Caillebotte was able to support his friends amongst the Impressionists in part because of the formidable wealth he had inherited. This also granted him an independence that meant that he was not obliged to sell or exhibit his works, and therefore could avoid any of the artistic compromises that his friends sometimes found themselves forced to make in order to tempt the market and increase sales. This resulted in his paintings often featuring daring perspectives and compositions as is visible in La Seine à Argenteuil, bateaux au mouillage. These techniques were sometimes inspired by photography and the spontaneity that it allowed; indeed, Caillebotte appears to have used photographs as source material for some of his works, rather than painting solely from nature. He cleverly used these techniques to convey all the more intensely that notion of the impression that was at the core of his work and that of his fellow artists, while also imbuing his pictures with a heightened sense of modernity.

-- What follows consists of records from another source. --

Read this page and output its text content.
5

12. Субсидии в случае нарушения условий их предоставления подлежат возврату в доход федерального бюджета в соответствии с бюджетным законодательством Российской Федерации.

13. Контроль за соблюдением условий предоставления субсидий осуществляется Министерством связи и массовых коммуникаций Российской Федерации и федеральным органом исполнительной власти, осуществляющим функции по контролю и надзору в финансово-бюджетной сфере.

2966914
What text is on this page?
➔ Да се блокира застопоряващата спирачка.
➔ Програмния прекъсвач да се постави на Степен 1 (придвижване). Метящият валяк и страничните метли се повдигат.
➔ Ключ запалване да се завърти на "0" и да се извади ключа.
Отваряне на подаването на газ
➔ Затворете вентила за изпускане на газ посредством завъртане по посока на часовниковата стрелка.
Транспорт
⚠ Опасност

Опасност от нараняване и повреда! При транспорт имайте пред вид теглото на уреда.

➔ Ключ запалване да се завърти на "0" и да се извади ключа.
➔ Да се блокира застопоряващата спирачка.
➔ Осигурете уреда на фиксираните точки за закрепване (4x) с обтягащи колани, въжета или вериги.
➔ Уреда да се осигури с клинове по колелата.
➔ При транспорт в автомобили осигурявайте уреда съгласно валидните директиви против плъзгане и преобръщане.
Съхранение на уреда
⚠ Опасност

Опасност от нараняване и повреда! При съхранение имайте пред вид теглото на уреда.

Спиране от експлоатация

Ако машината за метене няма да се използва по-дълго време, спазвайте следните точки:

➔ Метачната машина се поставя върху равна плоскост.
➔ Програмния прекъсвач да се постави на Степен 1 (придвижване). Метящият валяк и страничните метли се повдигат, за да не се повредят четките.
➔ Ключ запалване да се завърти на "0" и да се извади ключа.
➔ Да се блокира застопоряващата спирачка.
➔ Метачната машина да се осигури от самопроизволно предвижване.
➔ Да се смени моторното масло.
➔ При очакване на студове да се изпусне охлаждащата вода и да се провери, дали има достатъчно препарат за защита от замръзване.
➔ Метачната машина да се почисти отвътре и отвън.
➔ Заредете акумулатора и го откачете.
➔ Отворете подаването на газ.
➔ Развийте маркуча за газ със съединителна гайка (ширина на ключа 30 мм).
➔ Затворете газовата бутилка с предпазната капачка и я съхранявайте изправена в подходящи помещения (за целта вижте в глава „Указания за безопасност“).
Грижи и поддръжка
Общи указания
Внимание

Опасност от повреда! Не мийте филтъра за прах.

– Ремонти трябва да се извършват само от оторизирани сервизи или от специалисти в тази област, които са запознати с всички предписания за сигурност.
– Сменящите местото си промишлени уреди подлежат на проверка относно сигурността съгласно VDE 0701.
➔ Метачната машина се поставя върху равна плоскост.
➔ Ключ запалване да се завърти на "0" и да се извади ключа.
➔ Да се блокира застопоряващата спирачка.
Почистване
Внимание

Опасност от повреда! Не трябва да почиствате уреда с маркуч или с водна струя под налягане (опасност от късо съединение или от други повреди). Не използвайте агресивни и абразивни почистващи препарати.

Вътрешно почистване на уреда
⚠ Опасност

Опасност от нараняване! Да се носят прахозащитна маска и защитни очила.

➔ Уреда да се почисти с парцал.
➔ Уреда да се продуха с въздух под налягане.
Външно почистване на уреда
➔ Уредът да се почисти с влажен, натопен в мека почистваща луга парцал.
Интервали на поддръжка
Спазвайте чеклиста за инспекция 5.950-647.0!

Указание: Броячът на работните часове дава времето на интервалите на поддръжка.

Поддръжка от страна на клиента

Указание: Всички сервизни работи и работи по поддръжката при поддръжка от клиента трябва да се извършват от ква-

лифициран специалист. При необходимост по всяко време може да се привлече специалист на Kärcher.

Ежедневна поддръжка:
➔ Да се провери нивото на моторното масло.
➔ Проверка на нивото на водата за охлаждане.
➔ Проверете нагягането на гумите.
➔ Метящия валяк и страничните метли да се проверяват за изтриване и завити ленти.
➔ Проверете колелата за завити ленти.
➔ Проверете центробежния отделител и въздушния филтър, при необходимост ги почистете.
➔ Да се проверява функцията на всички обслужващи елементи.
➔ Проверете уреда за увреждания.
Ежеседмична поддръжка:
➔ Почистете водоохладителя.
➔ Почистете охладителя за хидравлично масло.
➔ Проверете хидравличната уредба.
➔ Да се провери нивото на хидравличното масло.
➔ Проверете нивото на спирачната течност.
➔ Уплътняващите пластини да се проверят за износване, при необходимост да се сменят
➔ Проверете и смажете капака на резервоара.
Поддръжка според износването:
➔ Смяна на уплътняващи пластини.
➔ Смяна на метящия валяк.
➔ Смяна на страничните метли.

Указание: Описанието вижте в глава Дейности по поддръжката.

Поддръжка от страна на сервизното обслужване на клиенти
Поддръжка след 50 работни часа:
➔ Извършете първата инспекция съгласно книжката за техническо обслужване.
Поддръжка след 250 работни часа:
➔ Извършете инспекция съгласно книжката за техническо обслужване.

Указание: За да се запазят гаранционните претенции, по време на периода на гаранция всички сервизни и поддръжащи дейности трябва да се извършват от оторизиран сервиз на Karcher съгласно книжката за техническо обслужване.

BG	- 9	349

Caillebotte's fortune also allowed him to indulge another of his favourite hobbies: sailing. While in his earlier works, Caillebotte had shown Canotiers, revealing his own passion for rowing, by the early 1880s he was a convert to sailing regattas, and this passion is clearly evident in his loving depiction of the vessels in La Seine à Argenteuil, bateaux au mouillage. Although he had only been involved in these regattas for a relatively short time, Caillebotte was dedicated to it enough that had been nominated vice-president of the Cercle de la Voile de Paris. His enthusiasm and intelligence were such that he was soon able to design his own boats. By 1883, he owned four and had toured one of them, Cul-blanc, taking it to the Trouville and Cabourg regattas and winning first prize at each; later that year, he had also competed in Argenteuil with the same boat. According to anecdote, when he was taking his boats along the river he would sometimes drop Monet at Vétheuil or Giverny. Similarly, it is believed that it was Caillebotte who had given Paul Signac his legendary passion for boating, having talked to him on seeing the young artist painting by the riverside.